セッション記号 M (領域外・複数領域) » M-IS ジョイント

[M-IS03] The Southern Ocean and the Antarctic Ice Sheet dynamics in past, present and future

2022年6月2日(木) 11:00 〜 13:00 オンラインポスターZoom会場 (32) (Ch.32)
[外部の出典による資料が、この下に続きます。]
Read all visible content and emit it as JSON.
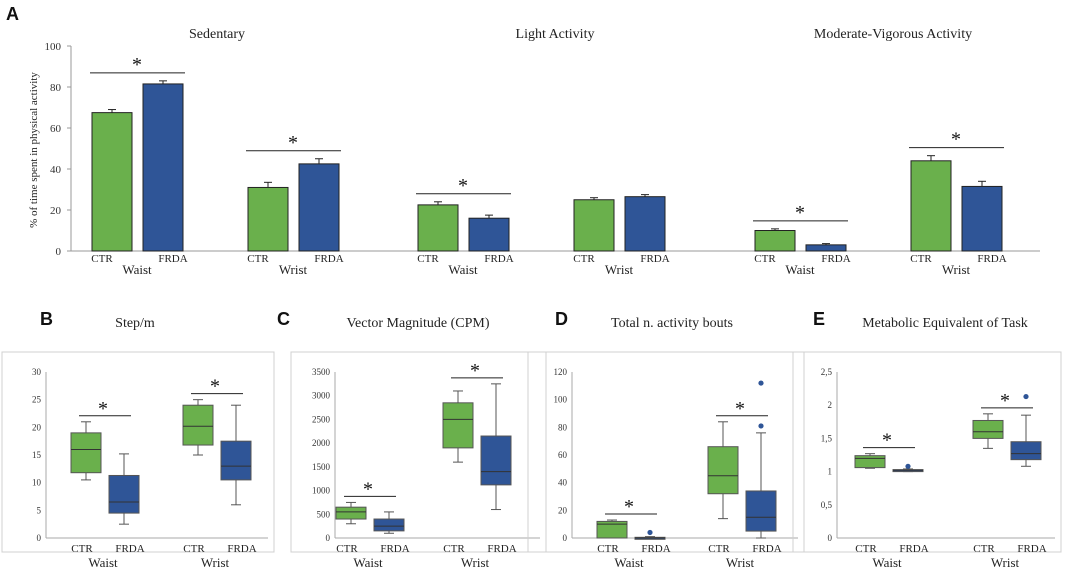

コンビーナ:草原 和弥(海洋研究開発機構)、コンビーナ:岡 顕(東京大学大気海洋研究所)、野木 義史(国立極地研究所)、コンビーナ:津滝 俊(国立極地研究所)、座長:草原 和弥(海洋研究開発機構)、岡 顕(東京大学大気海洋研究所)、野木 義史(国立極地研究所)、津滝 俊(国立極地研究所)

11:00 〜 13:00

[MIS03-P01] 約40万年前の間氷期における南大洋インド洋区の海洋表層・深層環境の復元

*松井 浩紀1、Isabelle Billy2、Olivier Ther2、Xavier Crosta2池原 実3 (1.秋田大学大学院 国際資源学研究科、2.フランス・ボルドー大学、3.高知大学海洋コア総合研究センター)

キーワード:MIS 11、海洋前線、有孔虫

約40万年前の間氷期である海洋酸素同位体ステージ(MIS)11において,全球平均気温は産業革命前よりも2度上昇していた可能性がある.そのため,未来の地球環境と類似した過去の温暖期としてMIS 11は注目されており,気候変動に敏感な南大洋の当時の海洋環境を復元する意義は大きい.本研究では,南大洋インド洋区のクロゼ諸島周辺で採取された2地点の海底堆積物を対象として,MIS 11の海洋表層・深層環境を有孔虫化石群集から復元する.2地点は現在の亜南極前線(南大洋の海洋前線の1つ)に対する位置が異なり,前線の北に位置するMD19-3576地点と,前線の南に位置するMD19-3578地点である.
MD19-3576コアについて,MIS 11の浮遊性有孔虫化石群集を解析した結果,寒帯種であるNeogloboquadrina pachydermaが最小で9%産出した.同種の相対頻度を表層堆積物由来の換算式に適用すると,MIS 11の夏季の海洋表層水温は最大で10.6度と推定された(復元誤差:±1.7度).同地点の表層堆積物の復元水温は約9.7度であり,MIS 11の復元水温と誤差の範囲内であった.一方,MD19-3578コアについて,N. pachydermaは少なくとも22%産出し,MIS 11の復元水温は最大で9.4度と推定された.同地点の表層堆積物の復元水温は約6.3度であり,MIS 11の復元水温が有意に高い値を示した.上記の結果は,MIS 11において亜南極前線が現在よりも南下し,2地点ともに前線の北に位置したことを示している.発表では底生有孔虫化石群集の結果も併せて報告し,MIS 11における南大洋の海洋表層・深層環境を議論する.